Lifecore Biomedical Future Earnings Per Share Growth
Risks
What could happen that would invalidate this narrative?- Lifecore remains highly dependent on a small number of large customers, with growth in HA manufacturing and revenue heavily concentrated in a single partner's supply chain shift; this customer concentration exposes the company to sudden revenue declines and earnings volatility if relationships change, contracts are lost, or terms are renegotiated, directly impacting future revenue visibility and profit stability.
- The company's recent financials reflect a net loss of $38.7 million for FY2025 versus net income the prior year, with declining gross profits in CDMO business segments and only marginal total revenue growth (0.5% YoY); these trends suggest persistent challenges in scaling profitability and improving net margins, raising questions about Lifecore's ability to deliver sustained earnings growth.
- Industry-wide margin compression and pricing pressure are foreseeable as competition intensifies in the injectable and hyaluronic acid contract manufacturing market; Lifecore's midterm margin expansion targets could be undermined if competitive or regulatory forces drive down pricing or increase cost of compliance, negatively affecting EBITDA and net margins.
- Advances in alternative drug delivery technologies or synthetic/biosynthetic substitutes for hyaluronic acid could erode demand for Lifecore's core offerings; such secular shifts in the biotechnology sector would hurt long-term top-line growth and threaten the relevance of the current product portfolio, putting revenues at risk.
- Lifecore's recently strengthened balance sheet is partly due to noncore asset sales, but the company remains exposed to broader macro risks such as rising interest rates, capital market volatility, and elevated compliance costs; these factors can increase operational overhead, borrowing costs, and refinancing risk, further squeezing net income and limiting the financial flexibility needed for long-term expansion.
Valuation
How have all the factors above been brought together to estimate a fair value?- The analysts have a consensus price target of $10.0 for Lifecore Biomedical based on their expectations of its future earnings growth, profit margins and other risk factors.

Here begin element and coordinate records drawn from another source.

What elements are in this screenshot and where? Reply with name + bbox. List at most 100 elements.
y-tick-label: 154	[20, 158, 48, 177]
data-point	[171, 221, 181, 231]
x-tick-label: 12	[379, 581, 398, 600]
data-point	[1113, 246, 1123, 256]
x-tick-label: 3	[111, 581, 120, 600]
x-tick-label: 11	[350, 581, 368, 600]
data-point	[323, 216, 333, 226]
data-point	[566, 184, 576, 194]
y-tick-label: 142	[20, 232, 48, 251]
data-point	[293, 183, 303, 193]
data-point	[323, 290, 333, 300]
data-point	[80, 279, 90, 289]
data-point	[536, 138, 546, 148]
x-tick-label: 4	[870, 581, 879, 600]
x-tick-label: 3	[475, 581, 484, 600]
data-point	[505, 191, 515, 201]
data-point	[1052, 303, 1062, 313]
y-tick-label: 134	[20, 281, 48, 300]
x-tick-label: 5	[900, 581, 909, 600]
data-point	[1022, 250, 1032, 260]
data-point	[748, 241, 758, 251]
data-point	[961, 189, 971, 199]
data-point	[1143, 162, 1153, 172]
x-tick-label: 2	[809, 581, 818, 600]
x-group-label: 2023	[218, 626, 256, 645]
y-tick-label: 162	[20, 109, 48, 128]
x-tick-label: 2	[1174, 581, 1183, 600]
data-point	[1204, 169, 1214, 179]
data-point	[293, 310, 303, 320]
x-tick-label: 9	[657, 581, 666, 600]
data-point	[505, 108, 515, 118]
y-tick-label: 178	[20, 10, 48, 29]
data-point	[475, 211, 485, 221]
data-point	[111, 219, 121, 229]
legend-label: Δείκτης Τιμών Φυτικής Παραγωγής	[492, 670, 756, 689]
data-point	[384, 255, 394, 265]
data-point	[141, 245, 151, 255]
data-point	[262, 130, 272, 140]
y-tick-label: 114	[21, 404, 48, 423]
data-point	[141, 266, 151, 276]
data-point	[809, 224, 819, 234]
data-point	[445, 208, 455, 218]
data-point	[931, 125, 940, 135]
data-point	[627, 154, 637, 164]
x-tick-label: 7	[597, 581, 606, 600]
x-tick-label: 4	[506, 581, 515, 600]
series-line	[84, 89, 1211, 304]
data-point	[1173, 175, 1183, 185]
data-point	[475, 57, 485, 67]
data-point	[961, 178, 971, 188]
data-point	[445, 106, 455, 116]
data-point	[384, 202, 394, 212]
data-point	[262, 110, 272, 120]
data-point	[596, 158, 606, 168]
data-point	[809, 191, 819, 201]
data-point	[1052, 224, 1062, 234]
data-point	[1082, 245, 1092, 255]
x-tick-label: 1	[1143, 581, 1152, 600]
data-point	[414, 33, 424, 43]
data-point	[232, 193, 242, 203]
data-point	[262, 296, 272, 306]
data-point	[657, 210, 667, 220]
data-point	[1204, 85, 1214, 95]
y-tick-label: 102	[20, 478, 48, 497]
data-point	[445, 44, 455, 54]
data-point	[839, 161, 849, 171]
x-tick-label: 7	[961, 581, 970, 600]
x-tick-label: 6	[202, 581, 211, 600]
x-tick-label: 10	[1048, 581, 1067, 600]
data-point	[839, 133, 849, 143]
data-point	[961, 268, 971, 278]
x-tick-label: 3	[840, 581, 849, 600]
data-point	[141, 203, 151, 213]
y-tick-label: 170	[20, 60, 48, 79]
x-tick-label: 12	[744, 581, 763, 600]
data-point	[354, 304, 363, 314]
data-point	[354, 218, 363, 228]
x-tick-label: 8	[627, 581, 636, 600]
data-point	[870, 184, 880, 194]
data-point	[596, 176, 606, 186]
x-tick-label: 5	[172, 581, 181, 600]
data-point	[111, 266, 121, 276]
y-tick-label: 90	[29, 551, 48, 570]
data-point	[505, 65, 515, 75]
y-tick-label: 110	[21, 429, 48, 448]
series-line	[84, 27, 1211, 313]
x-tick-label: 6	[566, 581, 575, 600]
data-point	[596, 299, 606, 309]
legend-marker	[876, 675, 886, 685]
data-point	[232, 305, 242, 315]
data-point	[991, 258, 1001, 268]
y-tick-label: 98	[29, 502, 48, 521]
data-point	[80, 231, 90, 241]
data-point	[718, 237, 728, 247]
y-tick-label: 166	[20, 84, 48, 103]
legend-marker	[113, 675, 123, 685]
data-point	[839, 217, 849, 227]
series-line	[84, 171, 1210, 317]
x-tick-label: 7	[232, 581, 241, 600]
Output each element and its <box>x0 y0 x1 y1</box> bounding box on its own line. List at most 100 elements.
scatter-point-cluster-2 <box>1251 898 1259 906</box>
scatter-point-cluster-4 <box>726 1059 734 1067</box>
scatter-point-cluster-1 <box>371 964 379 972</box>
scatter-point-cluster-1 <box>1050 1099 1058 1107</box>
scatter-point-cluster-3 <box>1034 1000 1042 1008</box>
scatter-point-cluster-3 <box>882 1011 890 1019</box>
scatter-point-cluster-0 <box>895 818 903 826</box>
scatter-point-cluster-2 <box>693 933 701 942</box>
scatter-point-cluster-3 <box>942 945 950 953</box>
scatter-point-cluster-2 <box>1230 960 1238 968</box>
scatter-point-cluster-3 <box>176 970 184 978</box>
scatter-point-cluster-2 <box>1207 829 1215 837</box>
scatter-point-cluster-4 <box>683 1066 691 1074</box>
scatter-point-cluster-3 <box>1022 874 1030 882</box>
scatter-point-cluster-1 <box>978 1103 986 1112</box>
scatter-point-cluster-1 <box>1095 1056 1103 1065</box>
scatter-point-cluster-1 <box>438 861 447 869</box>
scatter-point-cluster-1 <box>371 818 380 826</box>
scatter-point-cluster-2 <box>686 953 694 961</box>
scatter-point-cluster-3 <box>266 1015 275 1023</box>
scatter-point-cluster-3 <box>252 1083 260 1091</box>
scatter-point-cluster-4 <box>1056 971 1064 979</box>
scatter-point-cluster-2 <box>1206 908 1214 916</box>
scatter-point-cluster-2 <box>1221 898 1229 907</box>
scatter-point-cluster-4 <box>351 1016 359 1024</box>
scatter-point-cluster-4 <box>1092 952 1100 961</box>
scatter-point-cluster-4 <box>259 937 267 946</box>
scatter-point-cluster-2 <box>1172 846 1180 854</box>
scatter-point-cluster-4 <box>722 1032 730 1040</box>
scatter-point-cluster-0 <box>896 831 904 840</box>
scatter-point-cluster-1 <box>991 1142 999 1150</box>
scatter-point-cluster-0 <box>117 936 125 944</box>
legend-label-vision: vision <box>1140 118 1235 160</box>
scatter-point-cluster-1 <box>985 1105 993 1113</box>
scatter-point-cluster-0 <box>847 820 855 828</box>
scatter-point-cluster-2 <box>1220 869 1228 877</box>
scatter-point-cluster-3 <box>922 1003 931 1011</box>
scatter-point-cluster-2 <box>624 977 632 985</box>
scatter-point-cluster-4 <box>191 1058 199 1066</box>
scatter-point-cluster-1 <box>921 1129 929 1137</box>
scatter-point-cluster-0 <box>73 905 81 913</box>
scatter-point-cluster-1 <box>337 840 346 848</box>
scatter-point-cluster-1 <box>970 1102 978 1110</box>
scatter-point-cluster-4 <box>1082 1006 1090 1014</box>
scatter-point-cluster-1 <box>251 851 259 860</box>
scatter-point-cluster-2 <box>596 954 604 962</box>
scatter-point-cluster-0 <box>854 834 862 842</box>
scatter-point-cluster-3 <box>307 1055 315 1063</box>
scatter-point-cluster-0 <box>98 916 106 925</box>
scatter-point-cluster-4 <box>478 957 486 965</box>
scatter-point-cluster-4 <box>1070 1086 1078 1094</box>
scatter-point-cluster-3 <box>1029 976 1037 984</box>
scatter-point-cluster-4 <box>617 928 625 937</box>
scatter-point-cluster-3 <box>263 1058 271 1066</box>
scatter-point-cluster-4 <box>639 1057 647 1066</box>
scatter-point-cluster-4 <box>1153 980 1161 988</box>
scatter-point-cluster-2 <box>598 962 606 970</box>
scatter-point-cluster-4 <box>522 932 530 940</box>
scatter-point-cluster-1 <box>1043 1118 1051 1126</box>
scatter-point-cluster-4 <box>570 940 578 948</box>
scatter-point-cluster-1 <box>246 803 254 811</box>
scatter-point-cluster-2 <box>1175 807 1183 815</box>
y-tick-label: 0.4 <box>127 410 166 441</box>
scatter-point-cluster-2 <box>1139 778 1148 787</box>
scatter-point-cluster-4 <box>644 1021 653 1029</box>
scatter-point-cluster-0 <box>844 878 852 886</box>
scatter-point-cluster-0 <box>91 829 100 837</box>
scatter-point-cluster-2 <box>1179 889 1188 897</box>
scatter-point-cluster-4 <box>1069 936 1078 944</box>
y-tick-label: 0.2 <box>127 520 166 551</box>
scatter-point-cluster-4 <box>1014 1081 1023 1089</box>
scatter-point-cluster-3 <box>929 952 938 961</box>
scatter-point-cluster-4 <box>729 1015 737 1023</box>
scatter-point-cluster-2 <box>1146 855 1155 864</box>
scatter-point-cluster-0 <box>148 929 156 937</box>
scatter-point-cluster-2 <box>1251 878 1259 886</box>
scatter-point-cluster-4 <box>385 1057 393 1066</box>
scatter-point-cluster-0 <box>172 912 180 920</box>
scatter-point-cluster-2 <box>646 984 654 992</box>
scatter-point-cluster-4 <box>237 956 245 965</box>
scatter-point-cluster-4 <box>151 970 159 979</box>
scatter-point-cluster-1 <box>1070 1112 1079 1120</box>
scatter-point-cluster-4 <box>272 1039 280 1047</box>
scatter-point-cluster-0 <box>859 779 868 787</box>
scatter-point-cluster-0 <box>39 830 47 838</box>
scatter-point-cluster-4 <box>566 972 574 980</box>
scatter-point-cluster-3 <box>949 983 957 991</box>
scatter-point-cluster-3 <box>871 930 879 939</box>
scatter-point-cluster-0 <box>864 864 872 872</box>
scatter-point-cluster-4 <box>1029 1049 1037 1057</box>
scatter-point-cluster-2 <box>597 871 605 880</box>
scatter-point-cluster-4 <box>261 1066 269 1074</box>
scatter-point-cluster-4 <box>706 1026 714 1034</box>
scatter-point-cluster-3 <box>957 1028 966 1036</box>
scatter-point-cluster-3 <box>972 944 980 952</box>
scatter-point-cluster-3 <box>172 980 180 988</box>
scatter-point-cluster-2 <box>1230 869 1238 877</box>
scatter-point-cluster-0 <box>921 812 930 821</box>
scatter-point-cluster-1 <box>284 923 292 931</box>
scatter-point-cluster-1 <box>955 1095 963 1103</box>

- In order for you to agree with the analyst's consensus, you'd need to believe that by 2028, revenues will be $178.8 million, earnings will come to $25.4 million, and it would be trading on a PE ratio of 22.4x, assuming you use a discount rate of 8.0%.
- Given the current share price of $7.74, the analyst price target of $10.0 is 22.6% higher.
- We always encourage you to reach your own conclusions though. So sense check these analyst numbers against your own assumptions and expectations based on your understanding of the business and what you believe is probable.
How well do narratives help inform your perspective?
Disclaimer
AnalystConsensusTarget is a tool utilizing a Large Language Model (LLM) that ingests data on consensus price targets, forecasted revenue and earnings figures, as well as the transcripts of earnings calls to produce qualitative analysis. The narratives produced by AnalystConsensusTarget are general in nature and are based solely on analyst data and publicly-available material published by the respective companies. These scenarios are not indicative of the company's future performance and are exploratory in nature. Simply Wall St has no position in the company(s) mentioned. Simply Wall St may provide the securities issuer or related entities with website advertising services for a fee, on an arm's length basis. These relationships have no impact on the way we conduct our business, the content we host, or how our content is served to users. The price targets and estimates used are consensus data, and do not constitute a recommendation to buy or sell any stock, and they do not take account of your objectives, or your financial situation. Note that AnalystConsensusTarget's analysis may not factor in the latest price-sensitive company announcements or qualitative material.